UK’s Bitcoin sell-off risks becoming another billion-pound blunder, warns deVere boss

Chancellor Rachel Reeves is facing mounting criticism over reports that the Treasury is considering a swift sale of the UK’s seized Bitcoin holdings—potentially worth over £5 billion at current valuations—in a bid to plug a £20 billion fiscal gap.

The 61,000 Bitcoin, confiscated as part of a 2018 fraud case, could deliver a short-term windfall for the Exchequer. But financial experts are warning that a hasty sale could become another chapter in the government’s long history of poorly timed asset disposals.

Nigel Green, chief executive of global financial advisory group deVere, has likened the move to Gordon Brown’s infamous gold sell-off in the late 1990s—when the UK offloaded bullion at historically low prices, only to see the value surge in the years that followed.

“Turning these assets into instant cash is tempting, but it risks repeating historical errors,” Green said. “They sold gold in a dip, only to regret it years later. We risk replaying that error with Bitcoin.”

Bitcoin recently surged past $118,000—just shy of its all-time high—and its rising profile among institutional investors has bolstered arguments that the digital asset should be treated less as a speculative play and more as a long-term strategic reserve.

“If countries like the US, the world’s largest economy, are seriously weighing Bitcoin as a reserve, why would the UK liquidate instead?” Green questioned.

His concerns come as the UK government steps up its push to position the country as a global fintech leader. In June, the Financial Conduct Authority lifted the ban on crypto-linked exchange traded notes (ETNs) for retail investors, marking a notable policy shift toward digital assets.

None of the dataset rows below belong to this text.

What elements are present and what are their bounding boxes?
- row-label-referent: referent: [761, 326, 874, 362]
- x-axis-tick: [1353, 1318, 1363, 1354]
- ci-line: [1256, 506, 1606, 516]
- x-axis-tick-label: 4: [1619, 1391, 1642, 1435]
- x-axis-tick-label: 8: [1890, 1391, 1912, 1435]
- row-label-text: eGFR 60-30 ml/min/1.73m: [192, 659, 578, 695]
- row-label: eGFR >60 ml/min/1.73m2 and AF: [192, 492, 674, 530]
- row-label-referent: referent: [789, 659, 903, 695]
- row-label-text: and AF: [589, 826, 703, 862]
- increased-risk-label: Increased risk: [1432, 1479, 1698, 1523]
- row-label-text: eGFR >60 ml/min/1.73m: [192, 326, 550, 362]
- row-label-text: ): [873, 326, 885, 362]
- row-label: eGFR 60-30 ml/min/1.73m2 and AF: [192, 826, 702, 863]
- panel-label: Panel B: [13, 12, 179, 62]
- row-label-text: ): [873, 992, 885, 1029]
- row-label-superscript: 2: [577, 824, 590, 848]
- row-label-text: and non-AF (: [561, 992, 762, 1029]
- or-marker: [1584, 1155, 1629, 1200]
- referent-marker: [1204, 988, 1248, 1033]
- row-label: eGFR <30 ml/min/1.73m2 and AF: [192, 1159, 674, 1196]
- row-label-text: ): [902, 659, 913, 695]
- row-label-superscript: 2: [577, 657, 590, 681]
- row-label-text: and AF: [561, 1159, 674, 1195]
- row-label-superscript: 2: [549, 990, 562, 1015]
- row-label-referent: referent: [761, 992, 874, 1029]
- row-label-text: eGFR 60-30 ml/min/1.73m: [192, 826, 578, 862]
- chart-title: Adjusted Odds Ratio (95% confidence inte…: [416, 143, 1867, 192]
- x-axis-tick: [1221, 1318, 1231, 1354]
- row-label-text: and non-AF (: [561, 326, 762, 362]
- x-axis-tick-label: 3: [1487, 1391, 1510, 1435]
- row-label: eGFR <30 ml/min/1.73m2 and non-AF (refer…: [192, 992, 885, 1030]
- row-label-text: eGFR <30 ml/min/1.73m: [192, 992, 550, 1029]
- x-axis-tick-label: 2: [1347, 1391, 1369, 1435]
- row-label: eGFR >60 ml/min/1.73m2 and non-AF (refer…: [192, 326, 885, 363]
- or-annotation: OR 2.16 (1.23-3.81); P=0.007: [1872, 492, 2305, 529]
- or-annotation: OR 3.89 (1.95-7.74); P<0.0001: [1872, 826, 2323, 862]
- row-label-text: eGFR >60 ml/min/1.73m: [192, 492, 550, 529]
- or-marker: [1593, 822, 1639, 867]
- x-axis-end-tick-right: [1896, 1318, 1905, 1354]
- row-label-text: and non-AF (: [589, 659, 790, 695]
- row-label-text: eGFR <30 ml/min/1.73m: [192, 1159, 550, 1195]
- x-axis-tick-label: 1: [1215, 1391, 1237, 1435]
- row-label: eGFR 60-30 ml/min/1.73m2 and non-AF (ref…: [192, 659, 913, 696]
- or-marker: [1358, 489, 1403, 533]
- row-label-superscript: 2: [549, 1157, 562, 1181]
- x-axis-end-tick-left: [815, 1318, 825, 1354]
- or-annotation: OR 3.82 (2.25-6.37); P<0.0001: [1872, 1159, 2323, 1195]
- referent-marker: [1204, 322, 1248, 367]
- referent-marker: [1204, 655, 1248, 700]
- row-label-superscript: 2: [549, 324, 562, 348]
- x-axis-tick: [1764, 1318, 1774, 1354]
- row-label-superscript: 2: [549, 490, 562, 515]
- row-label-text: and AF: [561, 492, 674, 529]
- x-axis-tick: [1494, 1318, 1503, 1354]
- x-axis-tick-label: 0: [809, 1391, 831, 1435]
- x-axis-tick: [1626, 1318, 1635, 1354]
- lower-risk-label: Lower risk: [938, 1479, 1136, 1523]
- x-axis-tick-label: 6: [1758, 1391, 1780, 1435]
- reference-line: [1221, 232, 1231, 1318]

Yet selling off confiscated Bitcoin now, in the name of fiscal relief, could send mixed signals. “If we advocate crypto as strategic, then hastily disposing of seized Bitcoin is hypocritical—and harmful,” Green added.

Beyond the strategic optics, the economics of the sale may be less attractive than headline figures suggest. Green warns that legal fees, victim restitution, law enforcement deductions and administrative overheads could reduce net proceeds to as little as 20–30 per cent of the gross sale value.

“This isn’t free money,” he said. “Court battles and admin costs will eat into what the Treasury actually sees.”

For Green, the smarter move would be to take a page from sovereign wealth playbooks and treat Bitcoin as digital gold—scarce, decentralised, and potentially a hedge against long-term inflation.

“Emergency fiscal relief is not always best served by fire-sale tactics,” he said. “We need to act less on timing and more on trajectory. Liquidating now may offer temporary relief but does little to serve a future-facing economic strategy.”

In short, Green argues that how the UK handles its crypto reserves could define not just the Chancellor’s credibility, but the country’s broader standing in global finance. “Is the UK a digital finance pioneer—or panic merchants liquidating seized assets? The choice will help define Rachel Reeves’ and the government’s economic legacy.”

With global economies increasingly weighing how to integrate digital assets into their financial systems, the UK’s next move could either affirm its leadership—or undermine it.